Day, off the ground. The new year, already here.  I’m not waiting.  For anything.  Intensifying, Amplifying, and Diversifying my prospecting, business, principle approach in the AE life and everything.  No editing, only writing… only lines, only composition, only positive pulse and progression.  Looking for new projects, new approaches in every turn and every inquiry.  So now, more.  More of everything.  Need a break, but a break to produce, not stop in production.  EVER.  Engineering self to a new self maybe but one more with altitude and vocal, hunger, an utter absence of apprehension.

Just realized something…. Everyone’s an Account Executive.  For themselves, for their passions, convictions, for their projects.  What they want, where they are and what they’re doing with that precise heartbeat.  THAT pulse.

This blog, about work, but as well about using all realities and connectivity in your story.  Sending emails to prospects and reading about businesses, and how they came to be… this one guy, I think younger than me, having his own real estate firm on RR Square, here in Sant Rosa. I have NOT forgotten the

P-O-Z Agency.  Starting to take more shape, with this morning.  Lunch with prospect soon, and I know exactly what I want from the meeting… find ways to send him business, to speak his brand, his expertise.  Not so much the giver’s gain like BNI, but collective narration and sight, narration.

Now familiarizing self with products again, and promotions for sakes of matching whatever the prospect is paying.  Some you’ll win, some you’ll lose.  Just keep quoting, I’ve learned.

Slowing pace.  Taking a breath, or dozen.  Not allowing too much elevation too quick and conversely not permitting drastic descent.
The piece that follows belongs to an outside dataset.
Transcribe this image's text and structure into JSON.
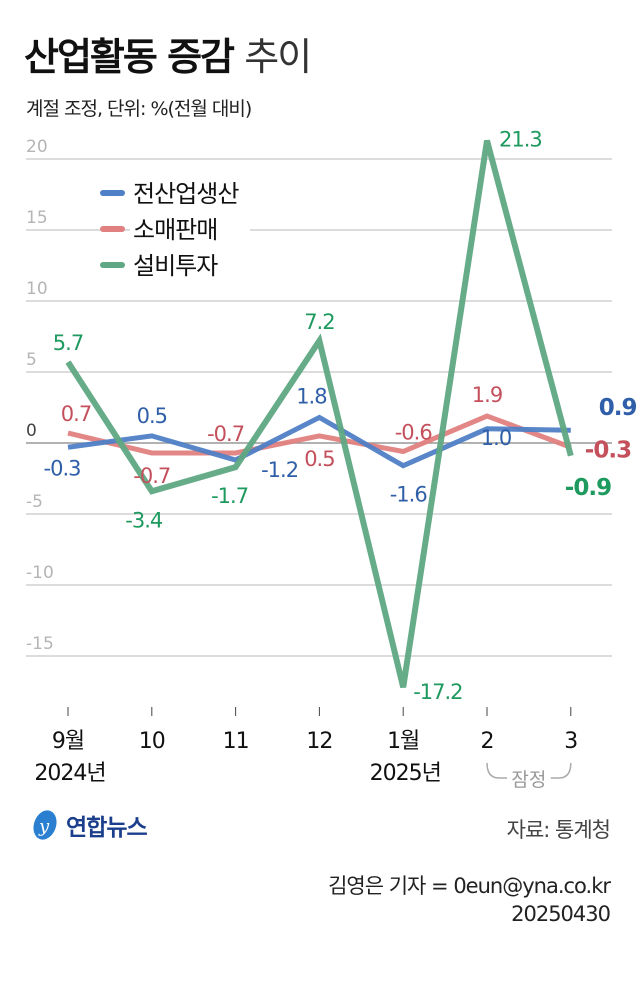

Readying to leave.  But then I’m hit with an idea… again, going outside the box, and maybe not a box but just the immediate expectancy of things.
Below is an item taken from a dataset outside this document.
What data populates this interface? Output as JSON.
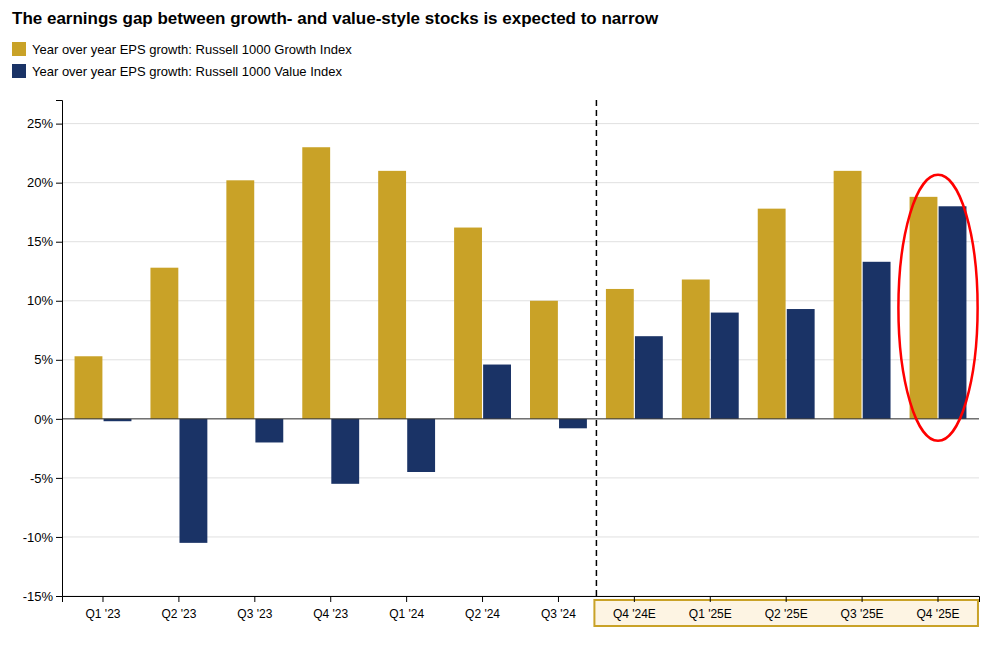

More than a funnel I’m thinking of, but….. something. Geographies, business types, unexpected harmonies of businesses, collaborations but even more than that.
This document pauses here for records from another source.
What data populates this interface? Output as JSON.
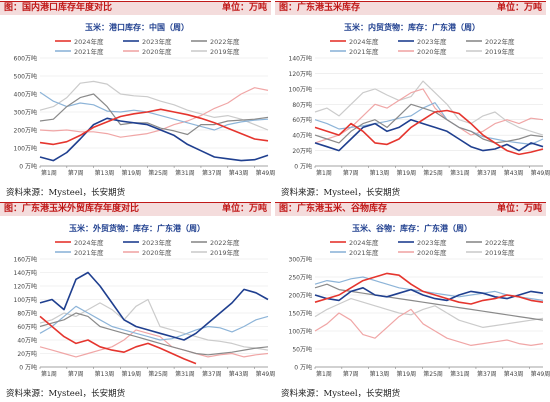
{
  "panels": [
    {
      "title": "图：国内港口库存年度对比",
      "unit": "单位：万吨",
      "source": "资料来源：Mysteel，长安期货",
      "chart_data": {
        "type": "line",
        "title": "玉米：港口库存：中国（周）",
        "ylim": [
          0,
          600
        ],
        "yticks": [
          0,
          100,
          200,
          300,
          400,
          500,
          600
        ],
        "ytick_labels": [
          "0 万吨",
          "100万吨",
          "200万吨",
          "300万吨",
          "400万吨",
          "500万吨",
          "600万吨"
        ],
        "x_tick_labels": [
          "第1周",
          "第7周",
          "第13周",
          "第19周",
          "第25周",
          "第31周",
          "第37周",
          "第43周",
          "第49周"
        ],
        "series": [
          {
            "name": "2024年度",
            "color": "#e5352e",
            "width": 1.6,
            "values": [
              130,
              120,
              135,
              170,
              215,
              245,
              275,
              290,
              300,
              315,
              300,
              285,
              265,
              240,
              210,
              180,
              150,
              140
            ]
          },
          {
            "name": "2023年度",
            "color": "#1f3f8f",
            "width": 1.6,
            "values": [
              50,
              30,
              75,
              150,
              230,
              265,
              250,
              240,
              230,
              200,
              170,
              120,
              85,
              50,
              40,
              30,
              35,
              60
            ]
          },
          {
            "name": "2022年度",
            "color": "#8a8a8a",
            "width": 1.2,
            "values": [
              250,
              260,
              330,
              380,
              400,
              330,
              230,
              240,
              240,
              210,
              195,
              175,
              230,
              230,
              250,
              255,
              260,
              270
            ]
          },
          {
            "name": "2021年度",
            "color": "#8db4d8",
            "width": 1.2,
            "values": [
              410,
              360,
              330,
              350,
              340,
              305,
              300,
              310,
              300,
              280,
              260,
              240,
              220,
              200,
              230,
              245,
              255,
              260
            ]
          },
          {
            "name": "2020年度",
            "color": "#f0a6a6",
            "width": 1.2,
            "values": [
              200,
              195,
              200,
              190,
              190,
              180,
              160,
              170,
              180,
              200,
              230,
              250,
              280,
              320,
              350,
              400,
              435,
              420
            ]
          },
          {
            "name": "2019年度",
            "color": "#cbcbcb",
            "width": 1.2,
            "values": [
              310,
              330,
              380,
              460,
              470,
              455,
              400,
              390,
              385,
              360,
              340,
              310,
              290,
              270,
              280,
              260,
              230,
              200
            ]
          }
        ]
      }
    },
    {
      "title": "图：广东港玉米库存",
      "unit": "单位：万吨",
      "source": "资料来源：Mysteel，长安期货",
      "chart_data": {
        "type": "line",
        "title": "玉米：内贸货物：库存：广东港（周）",
        "ylim": [
          0,
          140
        ],
        "yticks": [
          0,
          20,
          40,
          60,
          80,
          100,
          120,
          140
        ],
        "ytick_labels": [
          "0 万吨",
          "20万吨",
          "40万吨",
          "60万吨",
          "80万吨",
          "100万吨",
          "120万吨",
          "140万吨"
        ],
        "x_tick_labels": [
          "第1周",
          "第7周",
          "第13周",
          "第19周",
          "第25周",
          "第31周",
          "第37周",
          "第43周",
          "第49周"
        ],
        "series": [
          {
            "name": "2024年度",
            "color": "#e5352e",
            "width": 1.6,
            "values": [
              50,
              45,
              40,
              55,
              45,
              30,
              28,
              35,
              50,
              60,
              70,
              72,
              68,
              55,
              40,
              30,
              20,
              15,
              18,
              22
            ]
          },
          {
            "name": "2023年度",
            "color": "#1f3f8f",
            "width": 1.6,
            "values": [
              30,
              25,
              20,
              35,
              50,
              55,
              45,
              50,
              60,
              55,
              50,
              45,
              35,
              25,
              20,
              22,
              28,
              20,
              30,
              25
            ]
          },
          {
            "name": "2022年度",
            "color": "#8a8a8a",
            "width": 1.2,
            "values": [
              40,
              35,
              30,
              45,
              55,
              60,
              50,
              65,
              80,
              75,
              70,
              60,
              50,
              45,
              35,
              30,
              32,
              35,
              40,
              38
            ]
          },
          {
            "name": "2021年度",
            "color": "#8db4d8",
            "width": 1.2,
            "values": [
              60,
              55,
              48,
              50,
              52,
              55,
              58,
              62,
              65,
              75,
              82,
              60,
              50,
              45,
              38,
              35,
              32,
              30,
              28,
              35
            ]
          },
          {
            "name": "2020年度",
            "color": "#f0a6a6",
            "width": 1.2,
            "values": [
              30,
              35,
              40,
              50,
              65,
              80,
              75,
              85,
              95,
              100,
              75,
              60,
              50,
              40,
              45,
              55,
              60,
              55,
              62,
              60
            ]
          },
          {
            "name": "2019年度",
            "color": "#cbcbcb",
            "width": 1.2,
            "values": [
              70,
              75,
              65,
              80,
              95,
              100,
              92,
              85,
              90,
              110,
              95,
              80,
              60,
              55,
              65,
              70,
              58,
              50,
              45,
              40
            ]
          }
        ]
      }
    },
    {
      "title": "图：广东港玉米外贸库存年度对比",
      "unit": "单位：万吨",
      "source": "资料来源：Mysteel，长安期货",
      "chart_data": {
        "type": "line",
        "title": "玉米：外贸货物：库存：广东港（周）",
        "ylim": [
          0,
          160
        ],
        "yticks": [
          0,
          20,
          40,
          60,
          80,
          100,
          120,
          140,
          160
        ],
        "ytick_labels": [
          "0 万吨",
          "20万吨",
          "40万吨",
          "60万吨",
          "80万吨",
          "100万吨",
          "120万吨",
          "140万吨",
          "160万吨"
        ],
        "x_tick_labels": [
          "第1周",
          "第7周",
          "第13周",
          "第19周",
          "第25周",
          "第31周",
          "第37周",
          "第43周",
          "第49周"
        ],
        "series": [
          {
            "name": "2024年度",
            "color": "#e5352e",
            "width": 1.6,
            "values": [
              75,
              60,
              45,
              35,
              40,
              30,
              25,
              22,
              30,
              35,
              28,
              20,
              12,
              5
            ]
          },
          {
            "name": "2023年度",
            "color": "#1f3f8f",
            "width": 1.6,
            "values": [
              95,
              100,
              85,
              130,
              140,
              120,
              95,
              70,
              60,
              55,
              50,
              45,
              40,
              50,
              65,
              80,
              95,
              115,
              110,
              100
            ]
          },
          {
            "name": "2022年度",
            "color": "#8a8a8a",
            "width": 1.2,
            "values": [
              60,
              65,
              70,
              80,
              75,
              60,
              55,
              50,
              45,
              40,
              35,
              30,
              25,
              20,
              18,
              20,
              22,
              25,
              28,
              30
            ]
          },
          {
            "name": "2021年度",
            "color": "#8db4d8",
            "width": 1.2,
            "values": [
              50,
              60,
              75,
              90,
              80,
              70,
              60,
              55,
              50,
              45,
              40,
              42,
              48,
              55,
              60,
              58,
              52,
              60,
              70,
              75
            ]
          },
          {
            "name": "2020年度",
            "color": "#f0a6a6",
            "width": 1.2,
            "values": [
              30,
              25,
              20,
              15,
              20,
              25,
              30,
              40,
              55,
              50,
              45,
              30,
              25,
              20,
              15,
              18,
              20,
              15,
              18,
              20
            ]
          },
          {
            "name": "2019年度",
            "color": "#cbcbcb",
            "width": 1.2,
            "values": [
              65,
              70,
              80,
              75,
              85,
              95,
              85,
              70,
              90,
              100,
              60,
              55,
              50,
              45,
              40,
              38,
              35,
              30,
              28,
              25
            ]
          }
        ]
      }
    },
    {
      "title": "图：广东港玉米、谷物库存",
      "unit": "单位：万吨",
      "source": "资料来源：Mysteel，长安期货",
      "chart_data": {
        "type": "line",
        "title": "玉米、谷物：库存：广东港（周）",
        "ylim": [
          0,
          300
        ],
        "yticks": [
          0,
          50,
          100,
          150,
          200,
          250,
          300
        ],
        "ytick_labels": [
          "0 万吨",
          "50万吨",
          "100万吨",
          "150万吨",
          "200万吨",
          "250万吨",
          "300万吨"
        ],
        "x_tick_labels": [
          "第1周",
          "第7周",
          "第13周",
          "第19周",
          "第25周",
          "第31周",
          "第37周",
          "第43周",
          "第49周"
        ],
        "series": [
          {
            "name": "2024年度",
            "color": "#e5352e",
            "width": 1.6,
            "values": [
              180,
              190,
              200,
              220,
              240,
              250,
              260,
              255,
              230,
              210,
              200,
              190,
              180,
              175,
              185,
              190,
              200,
              195,
              185,
              180
            ]
          },
          {
            "name": "2023年度",
            "color": "#1f3f8f",
            "width": 1.6,
            "values": [
              200,
              190,
              185,
              210,
              220,
              200,
              195,
              205,
              215,
              200,
              190,
              185,
              200,
              210,
              205,
              195,
              190,
              200,
              210,
              205
            ]
          },
          {
            "name": "2022年度",
            "color": "#8a8a8a",
            "width": 1.2,
            "values": [
              220,
              230,
              215,
              210,
              205,
              200,
              195,
              190,
              185,
              180,
              175,
              170,
              165,
              160,
              155,
              150,
              145,
              140,
              135,
              130
            ]
          },
          {
            "name": "2021年度",
            "color": "#8db4d8",
            "width": 1.2,
            "values": [
              230,
              240,
              235,
              245,
              250,
              240,
              230,
              220,
              215,
              210,
              205,
              200,
              195,
              200,
              205,
              210,
              200,
              195,
              190,
              185
            ]
          },
          {
            "name": "2020年度",
            "color": "#f0a6a6",
            "width": 1.2,
            "values": [
              100,
              120,
              150,
              130,
              90,
              80,
              110,
              140,
              160,
              120,
              100,
              80,
              70,
              60,
              65,
              70,
              75,
              65,
              60,
              65
            ]
          },
          {
            "name": "2019年度",
            "color": "#cbcbcb",
            "width": 1.2,
            "values": [
              140,
              160,
              175,
              190,
              180,
              170,
              160,
              150,
              145,
              160,
              170,
              150,
              130,
              120,
              110,
              115,
              120,
              125,
              130,
              135
            ]
          }
        ]
      }
    }
  ]
}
Slowing down, but only before I make another move…

Literary lunch in breakroom.  Little bit of a lesson with me and receipts… keep them all, organize.  Don’t throw away a single thing.  There’s only clutter is there’s no organization, no system for processing.  Expenses today, only the latte.  Eating raisin bran in baggie I packed.  Seeing new things to try with my work, with speaking, with how I market myself and Sonic.  Just remembered, today is Day 1 of Month 4.  Am I content with where I am, progress-wise?  More or less.  Need to keep taking notes, keep learning.  Test self and abilities with prospecting, and investigation of new clients and new client-rich areas.

Need this break, honestly.  Regroup and assemble before heading to Montgomery Drive in Santa Rosa.  Bring some of the privacy protectors, something to give prospects so they don’t see me as someone in their office just selling something.

Class tonight.  What’s my plan.  None.  Same as my approach to this… don’t do your job so much.  Focus on self, what you want, what you see in the company, how you translate the message and reality of Sonic.

Make this all literary, and it is.  Doesn’t need be made so.  Every character, every department, every role in the department.  Learn from every word, every walk.  This never happened at the winery, any of them.  No bets, no hedging bets.  This is where I need to write, and write about.  Eager for day of no more winery and teaching, and I keep saying that but I need to remind self, re-staple and cement the sense of a business bloke.

Someone behind me getting coffee.  Only had the latte and I need a boost or bump in my propeller.  One cup won’t hurt.  Thought about getting a sparkling water, but no…. no spending from debit, nor cash.  Only use change from drawer.